# Switch from Hunter pop-up shrub to MP rotors



## agrassman (May 26, 2019)

Removing an area which currently has flowers and shrubs to put down some grass. I currently have some Hunter pop-up sprinklers for shrubs which has a 3/4" inlet. I'm looking to replace with PRS40 bodies and the MP3000 and MP2000 depending on the width as it goes from 21 feet across to 14 feet across. Can I just get some of these adapters to go from 3/4" to 1/2" without concern? https://www.homedepot.com/p/Orbit-1-2-in-x-3-4-in-MNPT-Poly-Adapter-37217/100090890


----------



## TSGarp007 (May 22, 2018)

Should work just fine.


----------



## Colinwjholding (Apr 6, 2020)

Ya will work fine. Teflon and good to go.


----------



## jht3 (Jul 27, 2018)

Adapter is just fine. Might make them stick up higher but might be helpful anyway since you are adding turf.

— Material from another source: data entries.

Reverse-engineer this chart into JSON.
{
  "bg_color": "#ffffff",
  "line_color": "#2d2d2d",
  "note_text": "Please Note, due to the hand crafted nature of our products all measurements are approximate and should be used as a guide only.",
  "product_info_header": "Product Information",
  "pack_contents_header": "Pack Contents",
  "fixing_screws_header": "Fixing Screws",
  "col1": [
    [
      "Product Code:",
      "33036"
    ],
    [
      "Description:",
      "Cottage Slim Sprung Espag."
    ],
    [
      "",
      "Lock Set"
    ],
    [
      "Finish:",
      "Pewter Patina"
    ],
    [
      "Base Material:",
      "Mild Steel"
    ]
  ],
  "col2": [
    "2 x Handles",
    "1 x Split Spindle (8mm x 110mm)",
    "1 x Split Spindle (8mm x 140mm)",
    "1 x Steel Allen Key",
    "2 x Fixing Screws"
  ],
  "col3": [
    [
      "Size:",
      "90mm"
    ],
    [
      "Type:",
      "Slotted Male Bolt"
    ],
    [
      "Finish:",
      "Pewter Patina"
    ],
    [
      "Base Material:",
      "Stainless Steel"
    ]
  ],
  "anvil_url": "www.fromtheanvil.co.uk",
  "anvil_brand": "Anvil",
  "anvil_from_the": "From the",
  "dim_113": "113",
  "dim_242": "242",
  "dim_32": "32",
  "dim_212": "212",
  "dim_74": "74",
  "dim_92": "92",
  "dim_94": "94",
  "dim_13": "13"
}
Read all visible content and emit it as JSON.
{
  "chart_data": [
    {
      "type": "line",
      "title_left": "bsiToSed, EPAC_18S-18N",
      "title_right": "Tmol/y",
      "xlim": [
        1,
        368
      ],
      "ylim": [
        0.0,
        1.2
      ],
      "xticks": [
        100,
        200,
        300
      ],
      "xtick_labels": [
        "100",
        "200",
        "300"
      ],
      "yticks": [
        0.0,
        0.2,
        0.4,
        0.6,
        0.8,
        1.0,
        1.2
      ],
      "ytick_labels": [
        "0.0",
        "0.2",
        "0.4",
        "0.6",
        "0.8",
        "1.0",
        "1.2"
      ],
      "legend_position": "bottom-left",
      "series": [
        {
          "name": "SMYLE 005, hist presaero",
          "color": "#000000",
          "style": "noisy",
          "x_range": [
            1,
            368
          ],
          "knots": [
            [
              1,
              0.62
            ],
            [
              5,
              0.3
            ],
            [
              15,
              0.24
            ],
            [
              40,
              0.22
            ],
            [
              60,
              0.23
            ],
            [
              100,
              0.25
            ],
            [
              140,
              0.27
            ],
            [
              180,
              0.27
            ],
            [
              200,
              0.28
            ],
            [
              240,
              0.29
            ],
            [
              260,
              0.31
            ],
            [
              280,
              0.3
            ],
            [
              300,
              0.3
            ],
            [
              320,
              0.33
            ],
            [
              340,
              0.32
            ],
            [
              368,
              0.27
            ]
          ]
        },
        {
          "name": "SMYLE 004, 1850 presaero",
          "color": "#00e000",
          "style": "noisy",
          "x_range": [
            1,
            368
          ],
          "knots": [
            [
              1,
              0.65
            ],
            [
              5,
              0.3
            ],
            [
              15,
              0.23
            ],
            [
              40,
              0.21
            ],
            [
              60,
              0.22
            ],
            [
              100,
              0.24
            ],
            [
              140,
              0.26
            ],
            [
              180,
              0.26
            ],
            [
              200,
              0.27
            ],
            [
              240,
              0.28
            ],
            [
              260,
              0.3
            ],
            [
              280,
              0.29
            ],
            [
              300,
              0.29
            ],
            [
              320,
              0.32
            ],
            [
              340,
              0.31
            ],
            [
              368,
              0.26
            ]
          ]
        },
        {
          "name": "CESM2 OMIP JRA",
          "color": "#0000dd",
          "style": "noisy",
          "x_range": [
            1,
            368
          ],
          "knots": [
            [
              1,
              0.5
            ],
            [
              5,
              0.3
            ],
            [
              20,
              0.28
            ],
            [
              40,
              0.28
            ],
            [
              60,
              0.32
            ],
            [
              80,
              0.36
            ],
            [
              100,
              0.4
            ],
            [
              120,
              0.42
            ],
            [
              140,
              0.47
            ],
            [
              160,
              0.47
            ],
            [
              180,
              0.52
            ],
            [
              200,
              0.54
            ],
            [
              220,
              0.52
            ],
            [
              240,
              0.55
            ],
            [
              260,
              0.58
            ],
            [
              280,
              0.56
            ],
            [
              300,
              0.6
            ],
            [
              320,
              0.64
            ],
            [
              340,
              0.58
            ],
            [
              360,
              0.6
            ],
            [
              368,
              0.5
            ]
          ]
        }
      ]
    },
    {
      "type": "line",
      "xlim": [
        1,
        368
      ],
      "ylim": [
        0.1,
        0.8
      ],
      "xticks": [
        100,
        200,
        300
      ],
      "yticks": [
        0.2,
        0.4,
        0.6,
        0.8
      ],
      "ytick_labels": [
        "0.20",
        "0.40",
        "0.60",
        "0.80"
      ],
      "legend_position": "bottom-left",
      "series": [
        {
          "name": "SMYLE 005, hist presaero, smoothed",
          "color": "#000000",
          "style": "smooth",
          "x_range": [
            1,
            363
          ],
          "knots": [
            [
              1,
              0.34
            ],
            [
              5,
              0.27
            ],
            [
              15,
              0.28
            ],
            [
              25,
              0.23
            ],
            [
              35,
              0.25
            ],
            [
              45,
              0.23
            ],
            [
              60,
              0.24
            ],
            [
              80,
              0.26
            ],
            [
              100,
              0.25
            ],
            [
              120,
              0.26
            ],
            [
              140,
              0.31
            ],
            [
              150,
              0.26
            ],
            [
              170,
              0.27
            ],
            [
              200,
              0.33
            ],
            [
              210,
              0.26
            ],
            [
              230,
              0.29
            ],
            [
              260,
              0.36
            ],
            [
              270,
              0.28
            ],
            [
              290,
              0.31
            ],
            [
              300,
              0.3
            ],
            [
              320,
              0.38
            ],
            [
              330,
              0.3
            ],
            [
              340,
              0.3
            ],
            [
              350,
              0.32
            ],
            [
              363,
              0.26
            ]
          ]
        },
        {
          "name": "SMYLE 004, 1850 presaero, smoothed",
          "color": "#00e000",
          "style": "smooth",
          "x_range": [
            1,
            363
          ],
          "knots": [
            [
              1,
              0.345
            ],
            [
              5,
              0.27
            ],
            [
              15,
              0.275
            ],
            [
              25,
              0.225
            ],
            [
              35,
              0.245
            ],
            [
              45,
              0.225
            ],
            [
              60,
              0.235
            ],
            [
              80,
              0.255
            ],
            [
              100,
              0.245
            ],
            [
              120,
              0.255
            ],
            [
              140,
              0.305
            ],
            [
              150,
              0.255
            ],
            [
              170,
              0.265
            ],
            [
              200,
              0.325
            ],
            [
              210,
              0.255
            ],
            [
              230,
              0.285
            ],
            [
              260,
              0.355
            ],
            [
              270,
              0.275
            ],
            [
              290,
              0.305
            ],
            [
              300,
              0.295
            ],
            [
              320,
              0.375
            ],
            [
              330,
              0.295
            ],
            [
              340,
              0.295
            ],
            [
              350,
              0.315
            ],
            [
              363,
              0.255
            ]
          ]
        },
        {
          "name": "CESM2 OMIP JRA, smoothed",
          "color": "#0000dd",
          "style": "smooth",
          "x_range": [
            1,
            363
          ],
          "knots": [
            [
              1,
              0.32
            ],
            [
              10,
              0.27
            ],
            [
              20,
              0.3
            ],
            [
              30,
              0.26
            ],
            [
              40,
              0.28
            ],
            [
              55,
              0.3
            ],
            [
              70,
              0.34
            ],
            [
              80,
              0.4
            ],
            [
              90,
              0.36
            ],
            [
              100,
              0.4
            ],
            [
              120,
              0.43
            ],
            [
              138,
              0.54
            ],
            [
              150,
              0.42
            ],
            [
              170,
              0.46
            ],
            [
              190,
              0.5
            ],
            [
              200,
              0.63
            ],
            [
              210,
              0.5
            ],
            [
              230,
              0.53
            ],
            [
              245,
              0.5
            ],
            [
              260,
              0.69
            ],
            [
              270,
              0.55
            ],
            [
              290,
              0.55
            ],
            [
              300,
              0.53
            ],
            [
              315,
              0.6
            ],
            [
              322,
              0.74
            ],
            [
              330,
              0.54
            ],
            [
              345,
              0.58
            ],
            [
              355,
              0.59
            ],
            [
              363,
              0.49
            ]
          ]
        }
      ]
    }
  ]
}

Not hard to dig down and replace the probable barb->npt fitting since you are renovating anyway. Typically rotor bodies are 3/4" and spray bodies are 1/2"


----------



## agrassman (May 26, 2019)

I replaced them yesterday and worked perfectly. Thanks for the feedback.


----------



## jht3 (Jul 27, 2018)

Cool.

I just replaced an entire turf zone. From a mix of Toro and Rainbird sprays to Rainbird PRS SAM rotators. So far so good! Not sure I needed the pressure compensating ones, but do like the check valves otherwise the low head continues to leak onto the sidewalk


----------